Ein Berliner Hauseigentümer forderte im Streit um die ortsübliche Vergleichsmiete zwingend ein teures Sachverständigengutachten statt des einfachen Mietspiegels. Die gerichtliche Entscheidung kippt nun die bisherige Beweislast und könnte die Prozesse zur Rückzahlung überhöhter Mieten massiv vereinfachen. Zum vorliegenden Urteil Az.: 67 S 285/24 | | Kontakt
Das Wichtigste in Kürze
- Gericht: Landgericht Berlin
- Datum: 01.07.2025
- Aktenzeichen: 67 S 285/24
- Verfahren: Berufungsverfahren
- Rechtsbereiche: Mietrecht, Mietpreisbremse, Ungerechtfertigte Bereicherung
- Das Problem: Ein Mieter forderte die Rückzahlung zu viel gezahlter Miete und Kaution. Der Vermieter wehrte sich und hielt den verwendeten Berliner Mietspiegel für ungültig.
- Die Rechtsfrage: Muss ein Gericht immer einen zusätzlichen Sachverständigen beauftragen, wenn es die ortsübliche Vergleichsmiete feststellen will, obwohl ein Mietspiegel vorliegt?
- Die Antwort: Nein. Ein ordnungsgemäß erstellter Mietspiegel reicht aus, um die ortsübliche Vergleichsmiete festzustellen. Das Gericht muss nicht zwingend ein zusätzliches Gutachten einholen.
- Die Bedeutung: Der Berliner Mietspiegel 2023 und 2024 gilt als zuverlässige Grundlage zur Berechnung der Miete. Mieter können damit weiterhin Rückzahlungsansprüche bei überhöhter Miete begründen.
Mietspiegel statt Sachverständigengutachten: Warum Berlins offizielle Mietdaten für Gerichte ausreichen
Ein offizieller Mietspiegel gegen das teure Gutachten eines Sachverständigen – dieser Konflikt ist ein Dauerbrenner im deutschen Mietrecht. Er wirft eine fundamentale Frage auf: Wie viel Vertrauen dürfen Gerichte in die von Städten und Gemeinden veröffentlichten Daten setzen, wenn es darum geht, eine faire Miete zu bestimmen? In einem Urteil, das für Klarheit in der Hauptstadt sorgt, hat das Landgericht Berlin am 1. Juli 2025 (Az.: 67 S 285/24) entschieden, dass der Berliner Mietspiegel eine ausreichend verlässliche Grundlage ist, um über die Rückzahlung überhöhter Mieten zu urteilen. Ein Sachverständigengutachten ist nicht in jedem Fall zwingend erforderlich.

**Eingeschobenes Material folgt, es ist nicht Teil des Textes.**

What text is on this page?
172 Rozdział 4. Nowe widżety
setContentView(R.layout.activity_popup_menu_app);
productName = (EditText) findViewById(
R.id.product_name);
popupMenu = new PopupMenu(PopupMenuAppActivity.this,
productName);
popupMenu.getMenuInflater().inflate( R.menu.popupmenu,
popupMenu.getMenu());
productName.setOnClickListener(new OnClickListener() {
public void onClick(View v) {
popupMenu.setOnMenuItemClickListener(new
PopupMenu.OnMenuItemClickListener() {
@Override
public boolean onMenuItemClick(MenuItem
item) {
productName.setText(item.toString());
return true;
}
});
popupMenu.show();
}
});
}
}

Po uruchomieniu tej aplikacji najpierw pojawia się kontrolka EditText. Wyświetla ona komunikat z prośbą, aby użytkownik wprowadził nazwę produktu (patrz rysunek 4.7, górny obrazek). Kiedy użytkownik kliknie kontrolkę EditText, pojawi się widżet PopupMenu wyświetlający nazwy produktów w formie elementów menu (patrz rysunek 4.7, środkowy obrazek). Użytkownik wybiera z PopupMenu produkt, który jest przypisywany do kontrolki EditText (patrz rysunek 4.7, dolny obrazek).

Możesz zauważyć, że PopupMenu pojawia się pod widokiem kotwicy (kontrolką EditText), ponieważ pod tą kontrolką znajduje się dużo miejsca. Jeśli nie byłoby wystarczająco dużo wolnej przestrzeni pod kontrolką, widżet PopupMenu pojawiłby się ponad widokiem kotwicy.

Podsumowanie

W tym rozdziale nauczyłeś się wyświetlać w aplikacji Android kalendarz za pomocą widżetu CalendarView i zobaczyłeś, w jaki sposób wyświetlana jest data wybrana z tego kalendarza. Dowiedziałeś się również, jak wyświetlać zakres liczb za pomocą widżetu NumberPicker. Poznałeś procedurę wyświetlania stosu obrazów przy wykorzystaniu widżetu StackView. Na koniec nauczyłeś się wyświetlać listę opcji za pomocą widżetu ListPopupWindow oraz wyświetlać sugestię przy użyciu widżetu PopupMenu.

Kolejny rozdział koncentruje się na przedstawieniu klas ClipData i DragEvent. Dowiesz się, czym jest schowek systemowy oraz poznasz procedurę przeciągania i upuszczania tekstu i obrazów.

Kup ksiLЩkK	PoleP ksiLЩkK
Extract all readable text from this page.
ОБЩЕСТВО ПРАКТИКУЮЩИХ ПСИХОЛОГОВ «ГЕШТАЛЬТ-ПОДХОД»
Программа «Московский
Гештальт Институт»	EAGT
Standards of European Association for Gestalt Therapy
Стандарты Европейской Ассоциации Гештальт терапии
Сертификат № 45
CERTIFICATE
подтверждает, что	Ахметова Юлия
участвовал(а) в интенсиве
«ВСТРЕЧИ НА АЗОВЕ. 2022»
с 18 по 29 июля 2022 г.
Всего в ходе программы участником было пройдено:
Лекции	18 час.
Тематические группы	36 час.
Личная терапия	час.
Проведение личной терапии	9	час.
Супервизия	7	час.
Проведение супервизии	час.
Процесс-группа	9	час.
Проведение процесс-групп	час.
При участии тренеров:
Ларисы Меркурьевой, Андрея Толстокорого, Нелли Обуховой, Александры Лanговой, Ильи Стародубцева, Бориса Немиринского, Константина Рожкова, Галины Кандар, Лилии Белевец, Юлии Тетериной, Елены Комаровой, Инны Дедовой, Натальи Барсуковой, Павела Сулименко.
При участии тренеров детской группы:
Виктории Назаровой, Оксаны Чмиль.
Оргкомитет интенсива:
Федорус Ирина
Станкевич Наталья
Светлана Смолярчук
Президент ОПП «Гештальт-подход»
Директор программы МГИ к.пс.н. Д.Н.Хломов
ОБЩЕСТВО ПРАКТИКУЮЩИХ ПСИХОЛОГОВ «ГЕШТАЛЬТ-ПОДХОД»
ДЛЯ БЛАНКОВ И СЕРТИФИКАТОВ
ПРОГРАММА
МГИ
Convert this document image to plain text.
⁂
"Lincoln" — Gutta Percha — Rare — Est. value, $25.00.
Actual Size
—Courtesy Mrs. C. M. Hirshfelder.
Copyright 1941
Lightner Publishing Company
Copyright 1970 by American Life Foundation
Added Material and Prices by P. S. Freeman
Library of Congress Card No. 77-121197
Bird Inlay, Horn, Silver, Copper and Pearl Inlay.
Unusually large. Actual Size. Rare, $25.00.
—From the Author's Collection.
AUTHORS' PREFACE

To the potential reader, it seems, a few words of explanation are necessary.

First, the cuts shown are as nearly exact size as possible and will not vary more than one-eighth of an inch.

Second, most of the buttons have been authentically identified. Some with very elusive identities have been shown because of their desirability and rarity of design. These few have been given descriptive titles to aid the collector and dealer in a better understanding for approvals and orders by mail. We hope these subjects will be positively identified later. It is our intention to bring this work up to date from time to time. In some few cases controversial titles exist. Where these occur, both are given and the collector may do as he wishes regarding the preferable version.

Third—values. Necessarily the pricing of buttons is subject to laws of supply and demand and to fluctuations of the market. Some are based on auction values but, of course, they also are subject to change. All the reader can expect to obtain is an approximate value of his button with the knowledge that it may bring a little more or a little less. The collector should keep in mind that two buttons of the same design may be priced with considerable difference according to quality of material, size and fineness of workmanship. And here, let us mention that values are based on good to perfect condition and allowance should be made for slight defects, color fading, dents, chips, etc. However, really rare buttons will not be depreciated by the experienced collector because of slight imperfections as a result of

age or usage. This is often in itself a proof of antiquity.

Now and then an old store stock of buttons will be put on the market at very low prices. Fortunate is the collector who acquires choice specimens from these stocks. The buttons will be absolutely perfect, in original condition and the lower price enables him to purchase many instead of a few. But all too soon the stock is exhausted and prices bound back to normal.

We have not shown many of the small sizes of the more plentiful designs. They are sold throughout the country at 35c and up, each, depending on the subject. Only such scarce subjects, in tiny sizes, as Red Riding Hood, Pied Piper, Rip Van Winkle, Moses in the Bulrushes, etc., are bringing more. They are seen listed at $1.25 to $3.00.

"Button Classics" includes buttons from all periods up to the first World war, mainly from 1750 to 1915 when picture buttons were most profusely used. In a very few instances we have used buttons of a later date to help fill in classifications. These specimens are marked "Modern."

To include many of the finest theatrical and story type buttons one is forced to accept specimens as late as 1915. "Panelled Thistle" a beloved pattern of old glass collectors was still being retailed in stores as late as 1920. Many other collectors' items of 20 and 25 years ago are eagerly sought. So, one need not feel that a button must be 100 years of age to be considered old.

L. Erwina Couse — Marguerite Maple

Was war der Auslöser für den Rechtsstreit?
Ein Mieter einer Wohnung am Potsdamer Platz kam zu dem Schluss, dass seine Miete die ortsübliche Vergleichsmiete deutlich überstieg. Gestützt auf die Werte des Berliner Mietspiegels für die Jahre 2023 und 2024 forderte er von seiner Vermieterin die Rückzahlung der zu viel gezahlten Beträge. Konkret ging es um eine monatliche Differenz von 346,50 EUR für den Zeitraum von April bis Dezember 2023, was sich auf insgesamt 3.118,50 EUR summierte. Zusätzlich verlangte er die Rückerstattung einer zu hoch angesetzten Kaution in Höhe von 1.039,50 EUR. Das erstinstanzlich zuständige Amtsgericht Mitte gab dem Mieter Recht und verurteilte die Vermieterin zur Zahlung. Doch diese akzeptierte das Urteil nicht und legte Berufung beim Landgericht Berlin ein. Ihr zentrales Argument: Das Amtsgericht habe einen schweren Fehler bei der Beweisaufnahme gemacht. Es hätte sich nicht allein auf den Berliner Mietspiegel stützen dürfen, sondern zwingend ein Sachverständigengutachten einholen müssen, um die ortsübliche Vergleichsmiete für die konkrete Wohnung zu ermitteln.
Welche rechtlichen Werkzeuge stehen einem Gericht zur Verfügung?
Um die Entscheidung des Gerichts nachzuvollziehen, muss man das Zusammenspiel mehrerer rechtlicher Instrumente verstehen….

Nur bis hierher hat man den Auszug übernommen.